O meu primeiro emprego foi na Lisnave, Estaleiros Navais de Lisboa, em janeiro de 1971. Eu sou de 1953, é fácil fazer as contas. A Lisnave era então o maior estaleiro de reparação naval do mundo, tinha acabado de inaugurar a chamada Doca 13, que docava navios enormes, de até um milhão de toneladas, os maiores petroleiros do mundo. A Lisnave admitia todos os jovens saídos das escolas industriais, e eu sou filho da Escola Machado de Castro. Acabada essa escola, a Lisnave estava a absorver tudo, estava a crescer muito e precisava dessa mão de obra já algo especializada, que saía dessas escolas. Eu, contra a vontade dos meus pais – que alimentavam o sonho de que eu continuasse a estudar e fosse Doutor ou Engenheiro –, fui inscrever-me na Lisnave e fiquei. Tinha começado a namorar a minha mulher muito cedo, eu tinha 15 anos e ela 20; eu era atrevido. E comecei a pensar que, se não fosse para a guerra, gostaria de casar e constituir família. E tinha de ganhar dinheiro para esse objetivo, mais tarde.
Portanto, tornei-me operário de manutenção, andei dois anos a bordo, e devo dizer que ir para o fundo dum tanque vedar válvulas de fundo – que foi o meu primeiro trabalho – era muito violento. Ganhava 2 600 escudos por mês, mas era duro. Um tanque tem muitos metros de fundo, desce-se por umas escadinhas de bombeiros e, por mais limpo que fosse o tanque, tinha sempre restos de nafta e outros resíduos e um odor permanente a gás. Tanto assim era que tínhamos ordens para estar meia hora a trabalhar lá em baixo e a meia hora seguinte cá em cima, para limpar e respirar. Andei nisto dois anos, quer a bordo quer nas oficinas.

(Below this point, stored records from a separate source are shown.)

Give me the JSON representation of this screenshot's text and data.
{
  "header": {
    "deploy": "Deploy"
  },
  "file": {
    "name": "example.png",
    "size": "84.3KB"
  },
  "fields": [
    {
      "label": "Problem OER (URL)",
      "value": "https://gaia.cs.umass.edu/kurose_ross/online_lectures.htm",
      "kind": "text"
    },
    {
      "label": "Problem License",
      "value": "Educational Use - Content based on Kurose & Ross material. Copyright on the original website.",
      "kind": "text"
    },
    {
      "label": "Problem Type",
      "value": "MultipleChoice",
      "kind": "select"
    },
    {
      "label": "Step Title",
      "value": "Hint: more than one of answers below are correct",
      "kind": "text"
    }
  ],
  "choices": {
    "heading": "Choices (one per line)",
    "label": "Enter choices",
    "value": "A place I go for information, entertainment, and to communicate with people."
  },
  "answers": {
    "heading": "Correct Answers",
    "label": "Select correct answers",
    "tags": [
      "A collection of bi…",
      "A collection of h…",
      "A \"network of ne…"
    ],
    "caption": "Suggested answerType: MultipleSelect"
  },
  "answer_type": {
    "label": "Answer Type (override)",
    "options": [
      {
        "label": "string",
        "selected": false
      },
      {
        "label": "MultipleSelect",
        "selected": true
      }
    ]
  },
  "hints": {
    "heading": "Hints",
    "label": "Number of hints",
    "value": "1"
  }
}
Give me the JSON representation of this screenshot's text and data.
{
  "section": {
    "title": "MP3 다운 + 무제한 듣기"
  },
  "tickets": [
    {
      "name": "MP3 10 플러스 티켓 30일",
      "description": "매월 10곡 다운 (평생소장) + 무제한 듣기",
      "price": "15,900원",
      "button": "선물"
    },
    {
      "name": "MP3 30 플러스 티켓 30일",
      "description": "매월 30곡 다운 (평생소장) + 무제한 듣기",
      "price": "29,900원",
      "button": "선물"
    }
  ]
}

Aí, amarguei a decisão de ir trabalhar, até porque a mala de ferramentas que andava sempre comigo para cima e para baixo tinha uns 25 quilos. Depois, quando fui para a oficina de mecânica, o trabalho já era um pouco mais leve, tinha outras condições. Portanto, a minha primeira experiência no mundo do trabalho foi esta. E foi uma aprendizagem que ainda hoje me acompanha. Explico porquê.
Todos os dias tínhamos a distribuição de trabalho e, um dia, o Senhor Branco diz-me que vai abrir uma secção nova, no Palácio de Cristal, o edifício da administração, assim chamado porque era todo envidraçado. Estava a ser formada a secção de planeamento, precisavam de um aprendiz e perguntaram-me se queria ir para lá. Depois do que sofri, é claro que queria. E assim foi, aos 19 anos. Saí da oficina para o edifício da administração. Nós brincávamos que, na Lisnave, só havia dois tipos de pessoas: os de fato-macaco e os macacos de fato, e eu passei de um para outro.
Esse trabalho foi riquíssimo e aprendi muita coisa. A função do planeamento era ver, com uns meses de antecedência, qual o trabalho que íamos ter e como íamos distribuir os funcionários, se tínhamos toda a força a trabalhar ou se era preciso buscar mais clientes ou, pelo contrário, faltaria gente e tínhamos de ir buscar mão de obra. Esta foi a minha primeira experiência com um pensamento de organização, de gestão, de busca de eficiência, que me foi muito útil toda a vida. Estive 26 anos no grupo de empresas da Lisnave; por isso, costumo dizer que só tive um patrão em toda a vida: o Grupo José de Mello. Porque, nos anos 80, era administrador da Luso-Italiana, das torneiras Zenite, e comprei a empresa ao Grupo Mello. Tornei-me assim patrão, até de mim próprio.
De facto, o meu primeiro emprego foi como operário, mas, para mim, o primeiro emprego é todo esse tempo na Lisnave, onde fui mudando de funções e aprendi muito. Até quando estive à frente da comissão de trabalhadores depois de derrotar uma lista da CGTP, que ganhava sempre, e fechámos um acordo de empresa que, na minha opinião, foi muito importante para salvar a Lisnave da falência. Foi onde me fiz, em inúmeros sentidos, e ainda tenho sensações fortes, por exemplo, quando sinto o cheiro da maresia. Ficaram-me muitas lições, desde a resiliência, o não desistir – dos tempos de trabalhar nos tanques – até à capacidade de diálogo e negociação e o entender o que é a organização de uma empresa daquele tamanho.